Both are competitive by nature. Stucker runs track and cross-country, and O’Donnell has played varsity soccer for three years and is a member of Columbus Crew Academy team.

DECA provided an outlet for that competitive spirit, Stucker said. “You can just go hard into it.”

Maxey had high expectations from the time she learned about the project. She would have disappointed if the project hadn’t placed at states.

As it was this is the first time in her 14 years as a marketing teacher, in BG and in the Toledo Public Schools, that she had students place in the international Conference.

Their success was built on a web of community connections.

Both partners have mothers who work in academia. Stucker is the son of Alan and Jenn Stucker, who chairs the Graphic Design Department at Bowling Green State University. O’Donnell is the son of Ed and Amy O’Donnell, who teaches career development at the University of Toledo.

They drew on expertise at both universities.

Among their contacts were Bob Midden at BGSU who helped them with the chemistry and Kirk Kern, director of the Paul J. Hooker Center for Entrepreneurship, who critiqued their efforts.

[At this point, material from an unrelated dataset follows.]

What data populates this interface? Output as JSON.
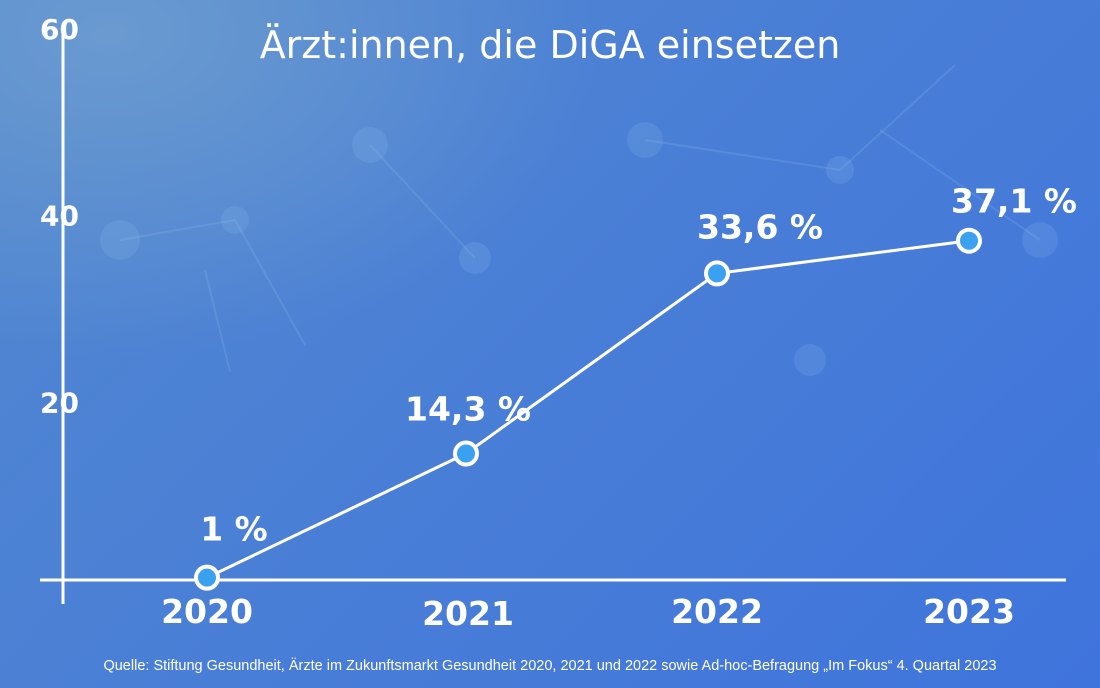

“He really grilled us on our presentation and idea,” O’Donnell said.

“We learned a lot from the criticism,” Stucker added.

When they needed a 3D prototype of the filter, Alex Mejiritski, the father of a classmate, came through.

They’ve also consulted with people in the agricultural community both on the work they’ve done and with an eye toward testing the product.

That paid off when they went to Atlanta and faced two rounds of judging. The judge in the final round had the toughest questions, quizzing them about the chemistry behind their idea. But they were prepared.

Stucker and O’Donnell were two of the seven BG DECA students who qualified for the International competition. The others were:

  • Trisha Stichler, a senior who placed in the top 10 at the International in Automotive Services Marketing, having placed second at the state.
  • Makai Ruffin, a senior, who placed first in the state in Human Resource Management earning a second trip to the International Conference.
  • Alyssa Lang and Kloe Atwood, seniors, who placed second in the state in Public Relations Campaign
  • Ayla Arrington, who placed fourth place in Business Finance at the state, earning a spot at the International Conference for a second year.

Stucker and O’Donnell are planning to take Trident Filters to the next stage, and compete with it next year. And they plan to stick with it beyond that.

Stucker is applying for service academies and BGSU. O’Donnell is also planning on attending BGSU’s College of Business. “I think the entrepreneurship aspect is a bit more applicable going into the future.”